The legality of the technology is covered by AI guardrail 1- UK medical devices. AI SAFE are regulated under ‘Medical Devices Regulations 2002’ by MHRA. AI guardrail 2 covers the ethics approval. The WHO principles for the use of AI (2023) has these key points:
o Protect human autonomy
o Promote human well-being, safety and public interest
o Ensure transparency explainability and intelligibility
o Foster responsibility and accountability
o Ensure inclusiveness and equity
o Promote AI that is responsive and sustainable
Past experience of the safety of technology in the 1980s shows that of those receiving THERAC treatment, 25 patients were given massive overdoses of radiation because of software failures.
In the 2020s IT failures caused patient deaths, some diagnosed with lung cancer were not followed up or given the wrong medications because of a mix up with electronic notes. Computer failings were found in nearly every investigation. Building safety into system engineering can prevent accidents caused by engineered artefacts and have an emphasis on system safety with effective safety risk management employed on in-service systems and assure a good job by building a safety case.
During covid-19 a personal risk ‘bowtie’ approach was considered, identifying threats and a likelihood management through preventative measures to an infection event followed by response and mitigation measures through to consequence management.
AI safety in healthcare must have the absence of unacceptable risk of harm caused by its use and falls into 4 broad categories:
o Accidental physical harms arising from AI failing or acting in unanticipated ways
o Harms arising from misuse of AI based systems
o Structural harmonising from systems altering dynamics of social, political and economic systems
o Upstream harm arising such as inappropriate collection and use of data
AI guardrails can be used to reduce risk:
o Conventional engineered controls such as online clinical chatbots using a lookup table of trigger words which would stop the dialogue and connect the user to a human for immediate support.

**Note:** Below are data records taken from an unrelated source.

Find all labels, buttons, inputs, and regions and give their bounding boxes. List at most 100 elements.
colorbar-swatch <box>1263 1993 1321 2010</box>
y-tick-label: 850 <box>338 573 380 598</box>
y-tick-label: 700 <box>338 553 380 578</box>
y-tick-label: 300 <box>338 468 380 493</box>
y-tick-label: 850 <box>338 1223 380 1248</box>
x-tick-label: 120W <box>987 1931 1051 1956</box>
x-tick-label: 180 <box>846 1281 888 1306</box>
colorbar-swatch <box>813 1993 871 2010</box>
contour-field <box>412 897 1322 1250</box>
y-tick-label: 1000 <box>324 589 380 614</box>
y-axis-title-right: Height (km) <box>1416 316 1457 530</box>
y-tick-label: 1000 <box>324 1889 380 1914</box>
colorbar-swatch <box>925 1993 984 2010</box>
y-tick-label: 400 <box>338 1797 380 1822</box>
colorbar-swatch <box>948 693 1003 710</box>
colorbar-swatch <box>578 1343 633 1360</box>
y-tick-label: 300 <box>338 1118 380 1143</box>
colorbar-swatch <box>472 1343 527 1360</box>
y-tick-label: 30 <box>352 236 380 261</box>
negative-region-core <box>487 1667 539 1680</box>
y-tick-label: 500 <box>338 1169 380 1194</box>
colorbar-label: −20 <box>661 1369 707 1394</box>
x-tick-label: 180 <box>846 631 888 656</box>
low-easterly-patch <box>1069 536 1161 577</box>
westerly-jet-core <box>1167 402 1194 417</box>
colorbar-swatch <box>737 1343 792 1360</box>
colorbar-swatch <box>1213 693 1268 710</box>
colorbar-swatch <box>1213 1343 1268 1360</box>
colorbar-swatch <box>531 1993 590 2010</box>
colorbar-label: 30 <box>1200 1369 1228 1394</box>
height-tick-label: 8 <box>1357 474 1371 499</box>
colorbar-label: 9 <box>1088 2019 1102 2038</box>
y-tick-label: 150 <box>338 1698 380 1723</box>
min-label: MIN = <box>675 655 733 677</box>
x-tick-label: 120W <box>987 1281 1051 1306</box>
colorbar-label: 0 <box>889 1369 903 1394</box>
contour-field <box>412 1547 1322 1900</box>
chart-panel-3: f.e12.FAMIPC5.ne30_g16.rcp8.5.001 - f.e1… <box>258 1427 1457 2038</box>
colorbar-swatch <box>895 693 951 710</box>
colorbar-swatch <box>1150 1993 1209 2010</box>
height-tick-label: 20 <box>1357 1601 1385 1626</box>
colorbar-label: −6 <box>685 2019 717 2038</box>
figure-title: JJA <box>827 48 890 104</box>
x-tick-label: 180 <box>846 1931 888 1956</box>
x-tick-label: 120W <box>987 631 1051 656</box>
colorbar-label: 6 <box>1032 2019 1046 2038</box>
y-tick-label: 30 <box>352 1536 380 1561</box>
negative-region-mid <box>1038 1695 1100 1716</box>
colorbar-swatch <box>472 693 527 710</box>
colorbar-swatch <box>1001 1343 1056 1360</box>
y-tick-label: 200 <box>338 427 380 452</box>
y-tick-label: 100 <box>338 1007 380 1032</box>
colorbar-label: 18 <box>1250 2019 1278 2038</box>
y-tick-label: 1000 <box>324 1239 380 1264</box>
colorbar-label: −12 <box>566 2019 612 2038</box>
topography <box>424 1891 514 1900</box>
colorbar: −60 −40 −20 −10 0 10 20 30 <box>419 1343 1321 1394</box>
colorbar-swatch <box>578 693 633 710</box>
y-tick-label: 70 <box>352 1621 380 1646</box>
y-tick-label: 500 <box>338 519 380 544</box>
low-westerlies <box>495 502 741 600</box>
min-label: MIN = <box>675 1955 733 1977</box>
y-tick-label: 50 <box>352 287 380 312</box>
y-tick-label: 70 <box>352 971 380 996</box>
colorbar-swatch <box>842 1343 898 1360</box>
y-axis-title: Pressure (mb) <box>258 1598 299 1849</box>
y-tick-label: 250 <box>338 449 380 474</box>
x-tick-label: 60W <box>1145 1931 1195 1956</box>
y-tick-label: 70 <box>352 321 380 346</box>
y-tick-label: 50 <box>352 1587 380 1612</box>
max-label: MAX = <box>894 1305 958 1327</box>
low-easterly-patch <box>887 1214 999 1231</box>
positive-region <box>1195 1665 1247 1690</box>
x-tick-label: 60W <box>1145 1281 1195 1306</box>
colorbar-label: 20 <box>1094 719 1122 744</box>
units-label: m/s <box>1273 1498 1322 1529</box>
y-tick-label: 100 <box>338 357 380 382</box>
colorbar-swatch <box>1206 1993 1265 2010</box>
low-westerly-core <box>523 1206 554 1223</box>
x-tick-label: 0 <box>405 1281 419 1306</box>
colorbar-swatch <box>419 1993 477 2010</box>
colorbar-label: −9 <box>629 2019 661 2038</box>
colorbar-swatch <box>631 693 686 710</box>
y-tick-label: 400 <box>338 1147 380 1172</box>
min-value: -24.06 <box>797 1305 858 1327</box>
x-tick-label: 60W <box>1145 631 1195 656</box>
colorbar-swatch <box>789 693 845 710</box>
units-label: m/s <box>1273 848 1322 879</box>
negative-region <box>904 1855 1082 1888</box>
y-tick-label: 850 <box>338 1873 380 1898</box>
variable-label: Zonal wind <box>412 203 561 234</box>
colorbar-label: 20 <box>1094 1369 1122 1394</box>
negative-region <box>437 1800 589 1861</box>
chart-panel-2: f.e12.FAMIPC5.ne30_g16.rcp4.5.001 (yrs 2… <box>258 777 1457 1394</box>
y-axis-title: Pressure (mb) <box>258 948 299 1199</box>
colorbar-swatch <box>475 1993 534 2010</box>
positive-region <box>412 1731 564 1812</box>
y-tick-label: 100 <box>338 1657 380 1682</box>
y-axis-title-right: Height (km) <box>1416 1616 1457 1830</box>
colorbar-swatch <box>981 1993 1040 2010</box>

o Design controls so that failure of AI leads toward safety and not away from it. Human based controls so that there is sufficient time for humans to make informed decisions and exercise control.
o AI development methods provide controls with the choice of learning technique justified using analysis so that the resulting model can be assured.
Further research is needed on the above.
The University of York is involved with AMLAS safety case Development Guidance. This is concerned with Data Management Assurance to ensure:
o Relevance – that it matches the intended healthcare situation
o Completeness – across healthcare situations that will be encountered by the model
o Accuracy – that the data is correct
o Balance – that it is appropriately distributed across each ‘class’
It is important that healthcare should remain Human Centric especially with regard to responsibility and liability. If a patient safety incident occurs in a healthcare pathway employing AI, questions arise as to who is responsible, who pays any damages, whether a clinical practitioner can get insurance, what it is realistic to ask of a human in this situation.
The UoY is addressing AI safety in Healthcare with a ‘Centre for Assuring Autonomy’ with an aim for doctoral training in safe AI with a vision to train future leaders with research expertise and skills to ensure that benefits of AI systems are realised without introducing harm as systems and their environments evolve.
The overall message was that Healthcare will be safe enough but not by accident but by responsible Innovation:
o Improving understanding of what it means to be safe.
o Doing system safety well.
o Improving safety practices where necessary.
o Improving risk acceptance criteria.
o Improving the dynamic through life risk acceptance.